The easiest and most intuitive way to add access management to your Filament Panel; Resources, Pages & Widgets through `spatie/laravel-permission`

Filament Shield wires spatie/laravel-permission into a Filament admin panel, auto-generating policies, permissions, and a role management UI for Resources, Pages, and Widgets. It's aimed at Laravel devs building multi-role admin panels who want RBAC without writing all the boilerplate themselves. The 4.x rewrite is a clean break from 3.x and is not backward compatible.

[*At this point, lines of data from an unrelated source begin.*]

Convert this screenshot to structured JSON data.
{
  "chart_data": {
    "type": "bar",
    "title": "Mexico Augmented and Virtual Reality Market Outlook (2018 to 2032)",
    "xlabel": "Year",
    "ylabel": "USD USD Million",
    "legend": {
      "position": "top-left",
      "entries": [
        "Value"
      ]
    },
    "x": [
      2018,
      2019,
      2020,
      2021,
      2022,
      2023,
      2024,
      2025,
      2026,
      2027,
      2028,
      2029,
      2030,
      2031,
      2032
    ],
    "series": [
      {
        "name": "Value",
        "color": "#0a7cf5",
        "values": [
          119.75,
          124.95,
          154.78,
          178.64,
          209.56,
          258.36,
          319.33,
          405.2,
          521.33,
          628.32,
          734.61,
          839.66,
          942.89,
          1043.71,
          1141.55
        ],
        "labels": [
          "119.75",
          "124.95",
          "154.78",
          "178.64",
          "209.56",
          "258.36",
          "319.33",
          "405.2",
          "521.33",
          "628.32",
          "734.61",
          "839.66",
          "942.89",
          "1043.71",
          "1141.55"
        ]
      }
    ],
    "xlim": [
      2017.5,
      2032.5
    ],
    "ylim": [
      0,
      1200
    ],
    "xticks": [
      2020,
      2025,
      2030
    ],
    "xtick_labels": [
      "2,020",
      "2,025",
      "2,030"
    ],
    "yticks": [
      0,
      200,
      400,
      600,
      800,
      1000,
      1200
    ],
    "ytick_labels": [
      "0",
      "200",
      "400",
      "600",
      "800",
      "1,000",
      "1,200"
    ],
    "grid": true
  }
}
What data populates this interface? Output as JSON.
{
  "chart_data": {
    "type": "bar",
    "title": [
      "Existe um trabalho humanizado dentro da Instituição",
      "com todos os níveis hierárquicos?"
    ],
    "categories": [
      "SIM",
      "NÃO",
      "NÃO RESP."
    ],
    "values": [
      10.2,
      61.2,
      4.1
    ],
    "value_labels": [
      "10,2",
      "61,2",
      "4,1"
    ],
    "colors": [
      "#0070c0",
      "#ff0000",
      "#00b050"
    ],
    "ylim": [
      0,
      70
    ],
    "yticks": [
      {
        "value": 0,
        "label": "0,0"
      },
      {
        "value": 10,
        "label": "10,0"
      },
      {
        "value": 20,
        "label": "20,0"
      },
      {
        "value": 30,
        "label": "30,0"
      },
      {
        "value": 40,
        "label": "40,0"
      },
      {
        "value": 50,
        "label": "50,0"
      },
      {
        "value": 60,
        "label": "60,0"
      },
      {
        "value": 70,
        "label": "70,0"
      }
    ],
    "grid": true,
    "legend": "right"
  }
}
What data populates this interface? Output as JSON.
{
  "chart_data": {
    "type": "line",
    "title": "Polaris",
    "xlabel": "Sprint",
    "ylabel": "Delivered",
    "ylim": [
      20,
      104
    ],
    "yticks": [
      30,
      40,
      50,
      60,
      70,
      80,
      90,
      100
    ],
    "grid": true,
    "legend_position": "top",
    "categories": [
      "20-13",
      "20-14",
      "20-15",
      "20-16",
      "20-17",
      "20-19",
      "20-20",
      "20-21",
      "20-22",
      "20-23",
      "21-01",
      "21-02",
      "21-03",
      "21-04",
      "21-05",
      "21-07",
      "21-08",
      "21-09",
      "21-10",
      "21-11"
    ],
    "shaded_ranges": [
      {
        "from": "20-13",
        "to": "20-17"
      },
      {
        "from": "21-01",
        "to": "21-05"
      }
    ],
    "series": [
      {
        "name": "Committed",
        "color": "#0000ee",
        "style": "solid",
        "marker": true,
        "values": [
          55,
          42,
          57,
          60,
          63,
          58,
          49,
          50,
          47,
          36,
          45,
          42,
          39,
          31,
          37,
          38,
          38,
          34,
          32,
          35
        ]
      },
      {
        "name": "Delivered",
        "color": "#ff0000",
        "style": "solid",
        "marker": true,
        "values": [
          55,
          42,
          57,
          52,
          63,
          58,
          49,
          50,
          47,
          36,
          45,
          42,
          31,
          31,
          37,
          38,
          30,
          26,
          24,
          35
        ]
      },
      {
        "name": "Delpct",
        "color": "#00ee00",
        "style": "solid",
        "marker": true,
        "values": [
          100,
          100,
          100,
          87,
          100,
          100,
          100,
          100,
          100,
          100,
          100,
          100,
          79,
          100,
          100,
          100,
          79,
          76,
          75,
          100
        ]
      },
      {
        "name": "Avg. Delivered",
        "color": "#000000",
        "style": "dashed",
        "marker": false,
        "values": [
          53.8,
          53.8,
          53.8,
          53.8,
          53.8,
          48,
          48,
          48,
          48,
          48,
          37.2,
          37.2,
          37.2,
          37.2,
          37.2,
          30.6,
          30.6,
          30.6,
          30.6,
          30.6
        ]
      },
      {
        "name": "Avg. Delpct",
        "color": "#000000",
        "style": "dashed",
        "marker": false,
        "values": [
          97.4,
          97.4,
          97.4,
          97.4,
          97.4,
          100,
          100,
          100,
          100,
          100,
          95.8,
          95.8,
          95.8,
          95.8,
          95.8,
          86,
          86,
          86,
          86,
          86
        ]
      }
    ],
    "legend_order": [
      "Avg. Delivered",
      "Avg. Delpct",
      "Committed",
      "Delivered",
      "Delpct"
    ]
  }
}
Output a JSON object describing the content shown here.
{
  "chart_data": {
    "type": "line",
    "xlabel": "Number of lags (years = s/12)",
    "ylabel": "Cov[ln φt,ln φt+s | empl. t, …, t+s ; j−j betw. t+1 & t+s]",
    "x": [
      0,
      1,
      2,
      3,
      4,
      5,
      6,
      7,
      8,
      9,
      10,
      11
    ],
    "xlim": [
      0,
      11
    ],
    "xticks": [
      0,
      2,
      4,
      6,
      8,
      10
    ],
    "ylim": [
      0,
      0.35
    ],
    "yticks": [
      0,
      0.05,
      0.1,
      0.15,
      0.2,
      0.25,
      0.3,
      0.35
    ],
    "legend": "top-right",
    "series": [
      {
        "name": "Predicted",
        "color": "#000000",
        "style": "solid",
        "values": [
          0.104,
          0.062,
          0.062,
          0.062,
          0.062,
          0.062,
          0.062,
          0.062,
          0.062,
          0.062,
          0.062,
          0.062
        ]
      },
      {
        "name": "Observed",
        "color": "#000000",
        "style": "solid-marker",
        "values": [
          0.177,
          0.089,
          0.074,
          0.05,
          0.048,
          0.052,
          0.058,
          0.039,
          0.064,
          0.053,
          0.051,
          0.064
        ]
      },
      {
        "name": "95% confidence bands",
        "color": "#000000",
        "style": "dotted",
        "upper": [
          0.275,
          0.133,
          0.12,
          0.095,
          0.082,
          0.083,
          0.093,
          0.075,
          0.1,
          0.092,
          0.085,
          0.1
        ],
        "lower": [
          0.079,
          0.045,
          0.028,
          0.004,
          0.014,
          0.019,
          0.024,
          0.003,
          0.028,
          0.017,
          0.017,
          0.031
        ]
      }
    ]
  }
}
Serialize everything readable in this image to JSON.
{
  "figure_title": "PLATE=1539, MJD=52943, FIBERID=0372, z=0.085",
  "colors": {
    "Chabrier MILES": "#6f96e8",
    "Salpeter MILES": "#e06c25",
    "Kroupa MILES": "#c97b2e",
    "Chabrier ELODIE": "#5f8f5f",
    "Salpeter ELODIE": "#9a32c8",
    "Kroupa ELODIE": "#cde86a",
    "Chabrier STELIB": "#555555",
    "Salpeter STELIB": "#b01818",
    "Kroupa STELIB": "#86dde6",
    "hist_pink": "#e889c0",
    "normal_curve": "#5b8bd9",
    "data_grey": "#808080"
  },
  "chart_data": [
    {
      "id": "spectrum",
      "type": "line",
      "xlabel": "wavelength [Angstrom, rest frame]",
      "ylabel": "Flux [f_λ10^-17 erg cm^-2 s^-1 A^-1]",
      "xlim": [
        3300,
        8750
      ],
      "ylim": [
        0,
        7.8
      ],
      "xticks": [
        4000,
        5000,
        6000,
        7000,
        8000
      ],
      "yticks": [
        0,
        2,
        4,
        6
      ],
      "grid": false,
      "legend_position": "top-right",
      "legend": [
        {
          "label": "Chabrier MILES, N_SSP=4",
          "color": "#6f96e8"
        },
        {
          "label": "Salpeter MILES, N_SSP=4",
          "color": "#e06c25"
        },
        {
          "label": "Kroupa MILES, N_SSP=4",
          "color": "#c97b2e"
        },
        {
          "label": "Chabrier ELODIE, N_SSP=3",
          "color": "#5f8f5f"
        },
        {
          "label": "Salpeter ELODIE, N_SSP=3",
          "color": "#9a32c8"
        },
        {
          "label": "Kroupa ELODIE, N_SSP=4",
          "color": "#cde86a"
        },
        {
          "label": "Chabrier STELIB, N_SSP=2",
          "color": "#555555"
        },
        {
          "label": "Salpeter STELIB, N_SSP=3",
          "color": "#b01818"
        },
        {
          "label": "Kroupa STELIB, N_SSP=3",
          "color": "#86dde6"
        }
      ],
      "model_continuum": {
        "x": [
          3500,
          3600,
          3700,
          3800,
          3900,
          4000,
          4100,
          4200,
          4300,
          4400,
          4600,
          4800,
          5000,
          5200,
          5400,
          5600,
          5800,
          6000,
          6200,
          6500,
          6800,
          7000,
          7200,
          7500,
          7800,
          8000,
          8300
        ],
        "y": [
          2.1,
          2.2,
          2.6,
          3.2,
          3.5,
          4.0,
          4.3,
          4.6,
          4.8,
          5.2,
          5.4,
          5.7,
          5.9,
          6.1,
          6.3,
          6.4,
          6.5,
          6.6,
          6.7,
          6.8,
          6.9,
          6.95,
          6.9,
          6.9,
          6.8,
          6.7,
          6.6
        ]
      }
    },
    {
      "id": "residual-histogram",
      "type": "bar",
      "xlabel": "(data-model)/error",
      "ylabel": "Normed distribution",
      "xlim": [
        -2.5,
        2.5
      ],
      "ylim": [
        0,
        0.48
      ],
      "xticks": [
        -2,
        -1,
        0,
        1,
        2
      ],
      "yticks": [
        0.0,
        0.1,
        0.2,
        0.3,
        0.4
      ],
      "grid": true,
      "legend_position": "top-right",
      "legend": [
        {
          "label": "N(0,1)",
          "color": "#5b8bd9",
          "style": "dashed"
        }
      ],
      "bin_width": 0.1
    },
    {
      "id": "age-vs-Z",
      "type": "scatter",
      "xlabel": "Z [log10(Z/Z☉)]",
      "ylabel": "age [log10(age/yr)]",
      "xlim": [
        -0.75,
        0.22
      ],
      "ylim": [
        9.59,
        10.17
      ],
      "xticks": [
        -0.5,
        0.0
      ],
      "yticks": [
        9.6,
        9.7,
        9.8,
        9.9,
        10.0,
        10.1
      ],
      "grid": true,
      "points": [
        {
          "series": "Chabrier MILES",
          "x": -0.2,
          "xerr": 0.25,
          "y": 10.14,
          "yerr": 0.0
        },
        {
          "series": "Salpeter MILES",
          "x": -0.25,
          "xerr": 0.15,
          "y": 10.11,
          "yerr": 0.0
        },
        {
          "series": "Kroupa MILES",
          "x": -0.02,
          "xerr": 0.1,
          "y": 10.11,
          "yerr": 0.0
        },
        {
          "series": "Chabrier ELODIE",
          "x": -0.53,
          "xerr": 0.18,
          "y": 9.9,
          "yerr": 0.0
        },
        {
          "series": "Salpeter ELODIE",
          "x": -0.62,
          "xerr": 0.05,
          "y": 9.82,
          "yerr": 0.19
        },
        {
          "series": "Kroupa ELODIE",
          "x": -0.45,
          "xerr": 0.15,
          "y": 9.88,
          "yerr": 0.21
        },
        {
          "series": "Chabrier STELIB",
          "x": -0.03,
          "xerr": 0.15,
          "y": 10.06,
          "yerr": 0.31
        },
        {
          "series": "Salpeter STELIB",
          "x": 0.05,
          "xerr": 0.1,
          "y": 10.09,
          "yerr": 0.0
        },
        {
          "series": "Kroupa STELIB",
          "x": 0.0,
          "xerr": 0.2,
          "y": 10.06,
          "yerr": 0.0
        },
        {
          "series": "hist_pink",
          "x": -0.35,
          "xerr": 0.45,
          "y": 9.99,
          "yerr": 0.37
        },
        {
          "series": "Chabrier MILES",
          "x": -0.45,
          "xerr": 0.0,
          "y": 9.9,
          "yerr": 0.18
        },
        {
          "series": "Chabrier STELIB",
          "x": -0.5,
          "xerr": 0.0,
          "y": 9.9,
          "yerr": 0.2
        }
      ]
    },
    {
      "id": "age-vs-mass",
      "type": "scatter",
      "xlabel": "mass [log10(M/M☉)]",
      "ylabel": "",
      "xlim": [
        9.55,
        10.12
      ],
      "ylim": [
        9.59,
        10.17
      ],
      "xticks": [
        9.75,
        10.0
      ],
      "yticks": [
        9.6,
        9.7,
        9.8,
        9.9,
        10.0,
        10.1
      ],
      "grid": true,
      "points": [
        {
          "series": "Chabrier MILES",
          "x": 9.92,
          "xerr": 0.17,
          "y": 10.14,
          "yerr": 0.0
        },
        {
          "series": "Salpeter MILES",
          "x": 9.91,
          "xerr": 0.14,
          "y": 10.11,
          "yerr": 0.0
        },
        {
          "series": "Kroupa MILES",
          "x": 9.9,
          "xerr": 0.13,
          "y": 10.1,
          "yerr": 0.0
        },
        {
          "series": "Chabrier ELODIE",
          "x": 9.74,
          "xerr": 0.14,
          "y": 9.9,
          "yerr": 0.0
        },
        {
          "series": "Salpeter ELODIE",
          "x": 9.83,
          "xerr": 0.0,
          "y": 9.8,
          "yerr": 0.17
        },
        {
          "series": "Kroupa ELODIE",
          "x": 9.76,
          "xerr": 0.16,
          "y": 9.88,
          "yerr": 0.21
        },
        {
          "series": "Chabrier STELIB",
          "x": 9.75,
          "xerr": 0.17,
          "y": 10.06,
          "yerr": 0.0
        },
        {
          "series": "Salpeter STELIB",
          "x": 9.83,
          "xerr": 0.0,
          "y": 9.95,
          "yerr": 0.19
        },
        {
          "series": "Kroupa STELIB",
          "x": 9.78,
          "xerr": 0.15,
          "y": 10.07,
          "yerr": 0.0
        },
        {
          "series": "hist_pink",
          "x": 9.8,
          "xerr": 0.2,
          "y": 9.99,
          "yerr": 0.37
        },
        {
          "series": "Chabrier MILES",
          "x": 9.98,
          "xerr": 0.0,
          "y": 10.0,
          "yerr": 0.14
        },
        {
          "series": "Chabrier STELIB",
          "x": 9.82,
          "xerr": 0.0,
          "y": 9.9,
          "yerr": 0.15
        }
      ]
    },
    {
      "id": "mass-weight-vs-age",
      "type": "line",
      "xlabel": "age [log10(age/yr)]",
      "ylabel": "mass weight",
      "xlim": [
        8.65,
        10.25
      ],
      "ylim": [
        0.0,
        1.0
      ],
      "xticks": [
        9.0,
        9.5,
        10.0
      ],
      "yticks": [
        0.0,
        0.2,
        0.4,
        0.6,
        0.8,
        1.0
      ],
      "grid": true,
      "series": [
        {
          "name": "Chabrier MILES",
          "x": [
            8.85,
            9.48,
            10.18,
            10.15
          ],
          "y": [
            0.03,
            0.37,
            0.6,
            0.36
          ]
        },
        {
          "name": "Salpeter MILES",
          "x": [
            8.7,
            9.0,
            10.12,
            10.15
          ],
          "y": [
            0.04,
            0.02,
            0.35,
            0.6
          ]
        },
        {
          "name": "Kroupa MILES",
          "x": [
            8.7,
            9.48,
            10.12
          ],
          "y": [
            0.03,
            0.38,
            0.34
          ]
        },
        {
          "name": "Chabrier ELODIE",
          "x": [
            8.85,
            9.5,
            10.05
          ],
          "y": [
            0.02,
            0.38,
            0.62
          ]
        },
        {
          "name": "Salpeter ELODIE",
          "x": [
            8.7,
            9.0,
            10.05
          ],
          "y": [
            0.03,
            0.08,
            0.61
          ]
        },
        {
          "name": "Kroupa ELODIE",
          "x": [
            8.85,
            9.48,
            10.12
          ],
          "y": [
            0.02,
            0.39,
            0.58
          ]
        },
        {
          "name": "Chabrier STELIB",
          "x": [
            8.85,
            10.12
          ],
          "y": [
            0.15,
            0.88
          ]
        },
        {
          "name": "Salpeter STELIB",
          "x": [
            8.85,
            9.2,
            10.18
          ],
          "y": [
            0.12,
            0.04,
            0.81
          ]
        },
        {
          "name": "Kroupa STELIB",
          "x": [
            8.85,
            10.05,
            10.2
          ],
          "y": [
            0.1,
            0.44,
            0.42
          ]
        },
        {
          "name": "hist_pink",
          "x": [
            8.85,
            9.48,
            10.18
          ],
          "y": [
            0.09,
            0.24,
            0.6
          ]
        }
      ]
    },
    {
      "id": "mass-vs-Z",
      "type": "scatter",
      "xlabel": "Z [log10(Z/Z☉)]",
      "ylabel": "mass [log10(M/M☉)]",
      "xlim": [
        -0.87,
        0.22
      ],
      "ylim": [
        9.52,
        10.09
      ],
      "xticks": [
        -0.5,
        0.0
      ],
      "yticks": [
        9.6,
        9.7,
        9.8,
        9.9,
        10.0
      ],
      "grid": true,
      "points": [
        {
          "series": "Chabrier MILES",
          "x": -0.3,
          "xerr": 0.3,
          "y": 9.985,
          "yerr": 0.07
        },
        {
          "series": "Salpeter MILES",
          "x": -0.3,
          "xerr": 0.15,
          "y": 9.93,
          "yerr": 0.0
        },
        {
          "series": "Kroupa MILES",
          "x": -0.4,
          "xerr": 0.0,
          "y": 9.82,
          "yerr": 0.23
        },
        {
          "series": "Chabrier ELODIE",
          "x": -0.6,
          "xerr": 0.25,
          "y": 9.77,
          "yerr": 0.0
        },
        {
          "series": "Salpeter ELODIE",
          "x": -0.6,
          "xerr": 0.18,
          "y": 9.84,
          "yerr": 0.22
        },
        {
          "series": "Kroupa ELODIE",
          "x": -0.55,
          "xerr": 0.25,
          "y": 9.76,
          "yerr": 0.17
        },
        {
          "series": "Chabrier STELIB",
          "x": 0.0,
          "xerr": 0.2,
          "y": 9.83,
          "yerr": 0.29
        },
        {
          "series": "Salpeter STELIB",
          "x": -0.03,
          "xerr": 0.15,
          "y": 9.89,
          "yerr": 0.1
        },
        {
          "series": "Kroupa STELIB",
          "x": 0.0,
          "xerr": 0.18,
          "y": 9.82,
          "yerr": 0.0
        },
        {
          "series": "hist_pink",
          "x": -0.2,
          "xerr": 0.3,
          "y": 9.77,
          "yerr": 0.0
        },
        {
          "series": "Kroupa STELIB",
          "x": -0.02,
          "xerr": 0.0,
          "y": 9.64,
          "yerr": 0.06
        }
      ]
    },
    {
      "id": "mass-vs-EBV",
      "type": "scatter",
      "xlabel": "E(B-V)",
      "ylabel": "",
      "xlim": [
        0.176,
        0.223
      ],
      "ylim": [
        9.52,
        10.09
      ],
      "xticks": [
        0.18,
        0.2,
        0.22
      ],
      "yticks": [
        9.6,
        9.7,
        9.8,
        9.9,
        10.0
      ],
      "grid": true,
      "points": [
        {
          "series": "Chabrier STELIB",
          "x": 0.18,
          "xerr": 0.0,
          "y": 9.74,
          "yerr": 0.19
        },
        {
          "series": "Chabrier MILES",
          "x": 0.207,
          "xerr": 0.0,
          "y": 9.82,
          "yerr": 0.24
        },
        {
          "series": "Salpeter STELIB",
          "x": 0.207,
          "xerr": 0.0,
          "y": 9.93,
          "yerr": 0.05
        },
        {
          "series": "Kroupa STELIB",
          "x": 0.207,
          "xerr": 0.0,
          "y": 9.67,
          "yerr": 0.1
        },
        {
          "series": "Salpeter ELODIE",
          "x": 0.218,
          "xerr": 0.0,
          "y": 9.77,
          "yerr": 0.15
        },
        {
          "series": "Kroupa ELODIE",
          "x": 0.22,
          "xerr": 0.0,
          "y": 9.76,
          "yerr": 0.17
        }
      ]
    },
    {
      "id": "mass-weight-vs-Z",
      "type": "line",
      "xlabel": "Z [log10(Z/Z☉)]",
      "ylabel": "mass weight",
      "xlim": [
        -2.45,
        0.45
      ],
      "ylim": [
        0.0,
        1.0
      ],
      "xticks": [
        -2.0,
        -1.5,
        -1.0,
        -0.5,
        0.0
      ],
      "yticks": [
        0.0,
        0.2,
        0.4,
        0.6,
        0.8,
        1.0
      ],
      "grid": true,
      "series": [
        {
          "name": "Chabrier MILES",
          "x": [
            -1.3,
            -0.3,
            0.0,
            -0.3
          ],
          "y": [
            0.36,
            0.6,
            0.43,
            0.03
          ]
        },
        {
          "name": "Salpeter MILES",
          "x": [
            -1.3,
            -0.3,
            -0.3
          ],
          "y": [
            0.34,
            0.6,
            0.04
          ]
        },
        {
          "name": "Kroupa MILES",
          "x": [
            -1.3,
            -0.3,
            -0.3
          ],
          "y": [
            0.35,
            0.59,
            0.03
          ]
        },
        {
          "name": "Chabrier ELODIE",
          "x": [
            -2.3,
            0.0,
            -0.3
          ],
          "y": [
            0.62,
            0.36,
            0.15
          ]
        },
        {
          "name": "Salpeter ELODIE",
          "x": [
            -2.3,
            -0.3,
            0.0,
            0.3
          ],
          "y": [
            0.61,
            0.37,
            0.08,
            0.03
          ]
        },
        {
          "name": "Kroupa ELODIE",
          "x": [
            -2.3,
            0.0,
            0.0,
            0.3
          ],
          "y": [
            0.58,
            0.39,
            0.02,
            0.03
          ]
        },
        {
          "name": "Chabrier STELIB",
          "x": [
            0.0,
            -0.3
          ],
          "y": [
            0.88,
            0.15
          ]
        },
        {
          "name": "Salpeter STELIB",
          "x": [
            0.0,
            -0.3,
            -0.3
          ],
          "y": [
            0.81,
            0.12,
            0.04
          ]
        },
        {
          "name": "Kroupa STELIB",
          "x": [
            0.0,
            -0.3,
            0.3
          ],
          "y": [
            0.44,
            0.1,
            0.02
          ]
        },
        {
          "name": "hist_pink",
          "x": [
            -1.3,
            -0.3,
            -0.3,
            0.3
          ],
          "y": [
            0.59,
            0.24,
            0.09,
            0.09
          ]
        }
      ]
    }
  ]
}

- Permission key composition is fully hookable via `buildPermissionKeyUsing`, which cleanly solves the real-world problem of two resources with the same class name in different namespaces generating conflicting permission strings.

- CLI tooling is genuinely useful: `shield:generate` targets individual resources/pages/widgets, `shield:seeder` exports roles with optional password handling, and commands can be individually prohibited in production via `prohibit()` — that last part is a nice safety net.

- 32 language translations included and the localization fallback chain (user file → package defaults → headline conversion) is sensible and doesn't force you to translate everything upfront.

- Test coverage spans permissions, seeder commands, plugin configuration, and tenancy scenarios with dedicated test cases, which is better than most Filament plugins.

- The v3→v4 upgrade is painful: you must manually reconstruct the old permission key format in AppServiceProvider using a fairly gnarly string-manipulation closure just to avoid blowing up existing role assignments. There's no migration helper command.

- No built-in user-role assignment UI — the README punts to 'add a Select component yourself', which is fine for simple cases but leaves tenancy-aware role assignment as copy-paste boilerplate with no guard against getting the pivot values wrong.

- Policy generation overwrites files by default unless `--ignore-existing-policies` is passed, meaning a `shield:generate --all` after customizing a policy will silently destroy your changes if you forget the flag.

- The config file is the primary extension point for things like excluded resources and custom permissions, which means these settings can't vary per-panel in a multi-panel setup without workarounds — the config is global even though Filament panels are not.